The 6th Workshop and Prize Challenge Bridging the Gap between Computational Photography and Visual Recognition (UG2+) in conjunction with IEEE CVPR 2023
Zhiyuan Mao · Wuyang Chen · Abdullah AlShabili · Zhenyu Wu · Xingguang Zhang · AJAY JAISWAL · Yunhao Ba · Howard Zhang · Stanley H. Chan · Zhangyang Wang · Achuta Kadambi · Alex Wong · Kevin Miller · Jiaying Liu · Walter Scheirer · Wenqi Ren
West 107 - 108
Keywords: Computational Photography
The rapid development of computer vision algorithms increasingly allows automatic visual recognition to be incorporated into a suite of emerging applications. Some of these applications have less-than-ideal circumstances such as low-visibility environments, causing image captures to have degradations. In other more extreme applications, such as imagers for flexible wearables, smart clothing sensors, ultra-thin headset cameras, implantable in vivo imaging, and others, standard camera systems cannot even be deployed, requiring new types of imaging devices. Computational photography addresses the concerns above by designing new computational techniques and incorporating them into the image capture and formation pipeline. This raises a set of new questions. For example, what is the current state-of-the-art for image restoration for images captured in non-ideal circumstances? How can inference be performed on novel kinds of computational photography devices?

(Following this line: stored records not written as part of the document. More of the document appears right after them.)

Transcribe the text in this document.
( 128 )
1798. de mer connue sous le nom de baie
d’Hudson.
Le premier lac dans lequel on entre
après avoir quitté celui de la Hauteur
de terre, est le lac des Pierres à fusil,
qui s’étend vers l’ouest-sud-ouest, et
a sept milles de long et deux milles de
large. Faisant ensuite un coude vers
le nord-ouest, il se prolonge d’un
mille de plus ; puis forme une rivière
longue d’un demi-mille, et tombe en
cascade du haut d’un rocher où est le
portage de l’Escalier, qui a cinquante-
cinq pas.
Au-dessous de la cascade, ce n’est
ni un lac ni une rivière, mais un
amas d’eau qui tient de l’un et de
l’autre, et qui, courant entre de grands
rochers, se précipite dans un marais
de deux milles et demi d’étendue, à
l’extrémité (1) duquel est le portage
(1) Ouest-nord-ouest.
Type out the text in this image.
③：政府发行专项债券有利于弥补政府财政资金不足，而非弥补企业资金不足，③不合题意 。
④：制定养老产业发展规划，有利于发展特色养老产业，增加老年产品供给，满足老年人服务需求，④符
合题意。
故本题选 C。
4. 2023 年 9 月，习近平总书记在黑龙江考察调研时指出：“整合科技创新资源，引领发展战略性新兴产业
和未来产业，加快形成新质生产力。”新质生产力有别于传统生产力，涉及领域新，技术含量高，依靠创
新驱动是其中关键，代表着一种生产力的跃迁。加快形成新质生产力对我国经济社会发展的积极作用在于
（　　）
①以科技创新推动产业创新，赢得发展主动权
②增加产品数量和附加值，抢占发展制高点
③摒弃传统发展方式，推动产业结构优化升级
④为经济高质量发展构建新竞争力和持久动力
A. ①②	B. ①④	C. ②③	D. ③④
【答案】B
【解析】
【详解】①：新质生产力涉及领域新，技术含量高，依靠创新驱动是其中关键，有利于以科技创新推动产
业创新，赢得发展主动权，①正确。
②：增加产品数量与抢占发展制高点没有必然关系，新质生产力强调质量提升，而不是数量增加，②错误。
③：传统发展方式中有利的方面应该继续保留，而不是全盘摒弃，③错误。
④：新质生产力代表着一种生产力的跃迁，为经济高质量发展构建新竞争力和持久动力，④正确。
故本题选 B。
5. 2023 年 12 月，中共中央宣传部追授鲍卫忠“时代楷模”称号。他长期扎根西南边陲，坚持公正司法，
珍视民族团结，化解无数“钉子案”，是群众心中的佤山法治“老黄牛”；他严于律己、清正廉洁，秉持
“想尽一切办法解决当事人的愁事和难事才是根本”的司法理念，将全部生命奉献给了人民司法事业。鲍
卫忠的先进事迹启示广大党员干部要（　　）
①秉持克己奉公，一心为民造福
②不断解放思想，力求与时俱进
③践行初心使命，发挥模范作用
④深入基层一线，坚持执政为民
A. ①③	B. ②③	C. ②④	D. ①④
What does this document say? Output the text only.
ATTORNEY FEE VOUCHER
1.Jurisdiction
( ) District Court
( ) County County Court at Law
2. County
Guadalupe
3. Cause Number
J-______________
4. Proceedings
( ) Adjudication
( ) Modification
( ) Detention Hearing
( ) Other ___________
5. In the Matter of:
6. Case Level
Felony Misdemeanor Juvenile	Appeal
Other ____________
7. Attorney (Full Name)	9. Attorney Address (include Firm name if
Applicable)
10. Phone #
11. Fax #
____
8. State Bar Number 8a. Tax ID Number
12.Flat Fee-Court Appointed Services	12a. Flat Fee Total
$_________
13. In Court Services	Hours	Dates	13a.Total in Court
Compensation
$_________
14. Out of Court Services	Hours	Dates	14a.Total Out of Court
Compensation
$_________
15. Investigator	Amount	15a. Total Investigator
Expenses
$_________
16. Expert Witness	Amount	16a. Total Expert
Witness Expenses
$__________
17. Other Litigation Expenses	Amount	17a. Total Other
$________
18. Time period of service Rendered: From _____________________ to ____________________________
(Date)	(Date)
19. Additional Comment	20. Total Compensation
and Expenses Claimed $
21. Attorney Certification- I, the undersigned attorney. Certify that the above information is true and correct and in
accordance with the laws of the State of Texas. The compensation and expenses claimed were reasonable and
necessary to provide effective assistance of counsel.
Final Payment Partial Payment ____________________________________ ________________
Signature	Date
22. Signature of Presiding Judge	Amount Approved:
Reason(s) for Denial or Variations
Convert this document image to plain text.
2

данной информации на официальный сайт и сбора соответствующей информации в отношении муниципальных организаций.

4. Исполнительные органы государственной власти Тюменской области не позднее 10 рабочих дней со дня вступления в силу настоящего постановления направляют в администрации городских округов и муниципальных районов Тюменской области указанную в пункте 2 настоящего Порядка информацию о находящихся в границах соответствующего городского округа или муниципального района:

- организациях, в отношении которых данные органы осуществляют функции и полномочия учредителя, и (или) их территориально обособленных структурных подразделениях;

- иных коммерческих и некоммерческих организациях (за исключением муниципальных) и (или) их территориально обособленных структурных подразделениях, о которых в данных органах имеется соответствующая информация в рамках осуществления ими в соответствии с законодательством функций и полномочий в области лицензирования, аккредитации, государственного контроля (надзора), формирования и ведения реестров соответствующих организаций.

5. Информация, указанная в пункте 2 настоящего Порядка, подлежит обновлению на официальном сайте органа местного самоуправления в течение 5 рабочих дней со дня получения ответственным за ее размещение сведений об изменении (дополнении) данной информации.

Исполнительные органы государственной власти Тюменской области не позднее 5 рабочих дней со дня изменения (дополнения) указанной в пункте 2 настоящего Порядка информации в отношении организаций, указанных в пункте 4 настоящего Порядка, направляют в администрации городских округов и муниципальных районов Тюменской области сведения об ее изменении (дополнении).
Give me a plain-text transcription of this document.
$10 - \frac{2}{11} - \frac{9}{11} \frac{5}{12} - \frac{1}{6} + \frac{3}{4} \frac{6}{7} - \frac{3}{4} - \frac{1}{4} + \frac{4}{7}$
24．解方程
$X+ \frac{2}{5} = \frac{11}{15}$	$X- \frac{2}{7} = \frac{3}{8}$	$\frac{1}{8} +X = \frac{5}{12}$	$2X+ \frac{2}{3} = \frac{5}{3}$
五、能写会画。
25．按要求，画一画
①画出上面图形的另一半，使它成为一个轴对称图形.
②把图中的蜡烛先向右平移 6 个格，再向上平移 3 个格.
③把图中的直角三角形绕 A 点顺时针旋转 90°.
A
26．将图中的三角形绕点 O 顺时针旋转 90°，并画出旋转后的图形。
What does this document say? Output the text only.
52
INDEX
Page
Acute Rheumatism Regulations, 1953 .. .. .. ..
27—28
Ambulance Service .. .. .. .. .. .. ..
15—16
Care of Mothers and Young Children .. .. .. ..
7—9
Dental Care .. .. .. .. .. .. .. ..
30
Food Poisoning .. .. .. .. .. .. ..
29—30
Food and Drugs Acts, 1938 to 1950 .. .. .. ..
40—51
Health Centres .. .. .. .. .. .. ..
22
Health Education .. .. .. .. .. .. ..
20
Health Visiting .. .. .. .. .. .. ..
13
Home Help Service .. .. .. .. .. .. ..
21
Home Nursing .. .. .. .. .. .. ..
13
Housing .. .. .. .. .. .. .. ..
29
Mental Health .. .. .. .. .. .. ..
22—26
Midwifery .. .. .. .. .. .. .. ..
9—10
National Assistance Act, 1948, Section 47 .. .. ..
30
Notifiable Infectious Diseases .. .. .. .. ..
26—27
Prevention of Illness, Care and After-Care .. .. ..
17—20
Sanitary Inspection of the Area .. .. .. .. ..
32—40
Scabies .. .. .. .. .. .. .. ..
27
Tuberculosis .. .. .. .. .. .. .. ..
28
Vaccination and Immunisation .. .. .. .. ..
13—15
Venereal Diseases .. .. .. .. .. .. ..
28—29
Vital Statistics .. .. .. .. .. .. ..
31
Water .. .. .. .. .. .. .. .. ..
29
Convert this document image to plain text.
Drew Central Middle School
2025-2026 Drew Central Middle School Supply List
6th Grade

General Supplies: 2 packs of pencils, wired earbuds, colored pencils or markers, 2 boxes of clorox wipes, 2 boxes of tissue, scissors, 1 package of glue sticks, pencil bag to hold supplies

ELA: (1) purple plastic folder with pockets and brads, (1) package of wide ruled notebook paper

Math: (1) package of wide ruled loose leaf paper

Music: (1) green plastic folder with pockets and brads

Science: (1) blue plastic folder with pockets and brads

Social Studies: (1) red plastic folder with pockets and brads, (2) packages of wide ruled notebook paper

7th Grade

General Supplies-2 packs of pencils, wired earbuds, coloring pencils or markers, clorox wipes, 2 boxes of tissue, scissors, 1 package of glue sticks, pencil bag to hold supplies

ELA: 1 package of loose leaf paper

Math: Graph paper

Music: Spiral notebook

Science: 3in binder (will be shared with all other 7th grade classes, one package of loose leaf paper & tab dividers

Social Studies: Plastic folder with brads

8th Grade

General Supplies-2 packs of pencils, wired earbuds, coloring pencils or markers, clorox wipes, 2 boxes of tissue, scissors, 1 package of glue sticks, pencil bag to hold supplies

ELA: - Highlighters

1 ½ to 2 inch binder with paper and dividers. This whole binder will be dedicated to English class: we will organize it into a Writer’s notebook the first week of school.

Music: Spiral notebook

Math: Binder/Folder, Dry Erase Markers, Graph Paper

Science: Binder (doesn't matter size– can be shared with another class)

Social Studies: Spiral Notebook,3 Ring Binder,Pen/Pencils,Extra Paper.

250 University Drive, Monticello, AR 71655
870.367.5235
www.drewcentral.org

Continuing the success of the 1st (CVPR'18), 2nd (CVPR'19), 3rd (CVPR'20), 4th (CVPR'21), and 5th (CVPR'22) UG2 Prize Challenge workshops, we provide its 6th version for CVPR 2023. It will inherit the successful benchmark dataset, platform and evaluation tools used by the previous UG2 workshops, but will also look at brand new aspects of the overall problem, significantly augmenting its existing scope.